To master the Next Generation Life Science Standards, young students must develop an understanding of how plants and animals use their external parts to help them survive and thrive. But wait! Have first graders noticed that animals don’t all have the same coverings? And if they know that snakes and armadillos don’t have fur, can they name the coverings they do have?
With the almost wordless No Dogs Allowed, Linda Ashman has given her readers an intriguing way to think about those coverings. The sign at the restaurant says that no dogs are allowed, but what happens if other animals arrive? The sign can’t fit a long list of animals, so the waiter who is trying to exclude them must use categories: first, no one with fur, then scales, and so on. Readers begin to predict what’s ahead by using the illustrations – a literacy standard in the Common Core. The gems of detail in the illustrations pull the reader back to the beginning to explore and enjoy again and again.
On Ms. Ashman’s website, she describes her inspiration for this book and the underlying theme of acceptance, always important to keep in mind.
In Katherine Selbert’s War Dogs, Winston Churchill and his poodle Rufus are wonderfully compatible, and so are the author-illustrator’s words and pictures. This glimpse into Churchill’s life during World War II is a great example of how much of a story can be omitted from the text and carried by a combination of the pictures and skillfully placed tip-offs. Nowhere in War Dogs does the text say that Rufus is a poodle, or even a dog. It doesn’t need to. The illustrations reveal his size, color, and breed. He sniffs, his ear twitches, he begs Mrs. Churchill for treats, he holds Winston’s hat in his teeth.
Selbert’s words do double duty to inform the reader that the prime minister and Rufus are alike in many ways. Winston sets his shoulders like a tenacious bulldog when he addresses the House of Commons, he works doggedly with his advisers on the invasion plans, and he bundles into a woolly coat. The ending reveals that Churchill was known as the British Bulldog. The final two-page spread satisfies by closing the loop, echoing the book’s title: “They rest in the country at last, two war dogs.”

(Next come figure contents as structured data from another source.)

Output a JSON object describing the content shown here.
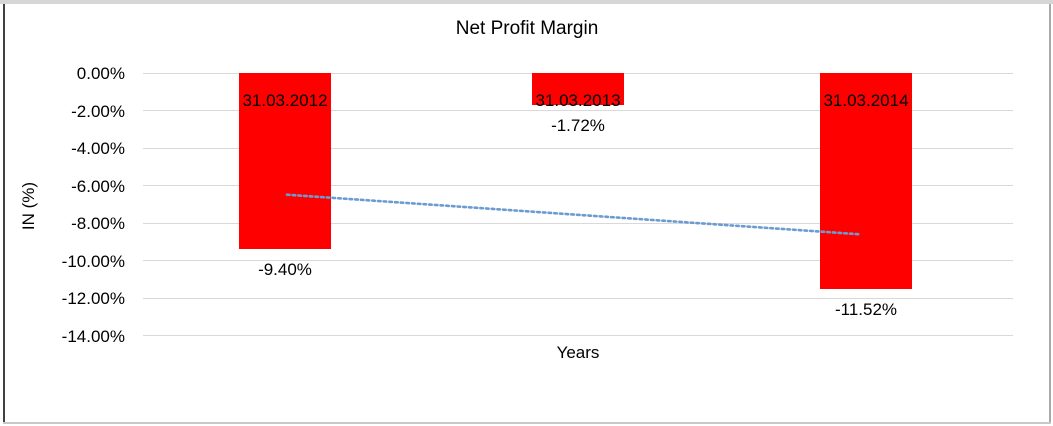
{
  "chart_data": {
    "type": "bar",
    "title": "Net Profit Margin",
    "xlabel": "Years",
    "ylabel": "IN (%)",
    "categories": [
      "31.03.2012",
      "31.03.2013",
      "31.03.2014"
    ],
    "values": [
      -9.4,
      -1.72,
      -11.52
    ],
    "data_labels": [
      "-9.40%",
      "-1.72%",
      "-11.52%"
    ],
    "yticks": [
      "0.00%",
      "-2.00%",
      "-4.00%",
      "-6.00%",
      "-8.00%",
      "-10.00%",
      "-12.00%",
      "-14.00%"
    ],
    "ylim": [
      -14,
      0
    ],
    "ytick_step": 2,
    "grid": true,
    "legend": false,
    "bar_color": "#ff0000",
    "gridline_color": "#d9d9d9",
    "text_color": "#000000",
    "trendline": {
      "type": "linear",
      "style": "dotted",
      "color": "#6c9bd2",
      "start_value": -6.49,
      "end_value": -8.61
    }
  }
}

“Do you know of a Book of the Month Club for preschoolers?” a young mom, who also happens to be my daughter, asked me last summer. I jumped at the chance to provide that service, and Hands Can became my selection for September.
Photos of diverse kindergarten-aged children, intent on discoveries and overflowing with love, serve as illustrations for the rhyming, rollicking text. It’s a book that lends itself perfectly to being read and recited with motions. There are seeds to be planted, clay to be molded, trucks to be fixed, and finger paint to be mixed.
Hands Can is an instant language lesson, perfect for toddlers and or for a greater age range of children acquiring English as a second language. Is it a just a coincidence that the title features two great examples of the short a sound, so important in early reading lessons? Whether lucky or clever, it works!
When I investigated more titles by Cheryl Willis Hudson, I found that she and I have a slight connection. She co-authored Bright Eyes, Brown Skin with Bernette Ford, a gracious author/editor/book packager who spoke at the Highlights Foundation Workshop I attended a few years back. Both women have worked for over 20 years to provide schools and parents with more books featuring African American children, a worthy precedent to today’s We Need Diverse Books campaign.
When reprint time comes around, I do have a suggestion for Hands Can publisher Candlewick Press. Honor the author’s mission by choosing some African American children for the cover. The illustration from the “Hands can say, ‘I love you’” page would be just perfect.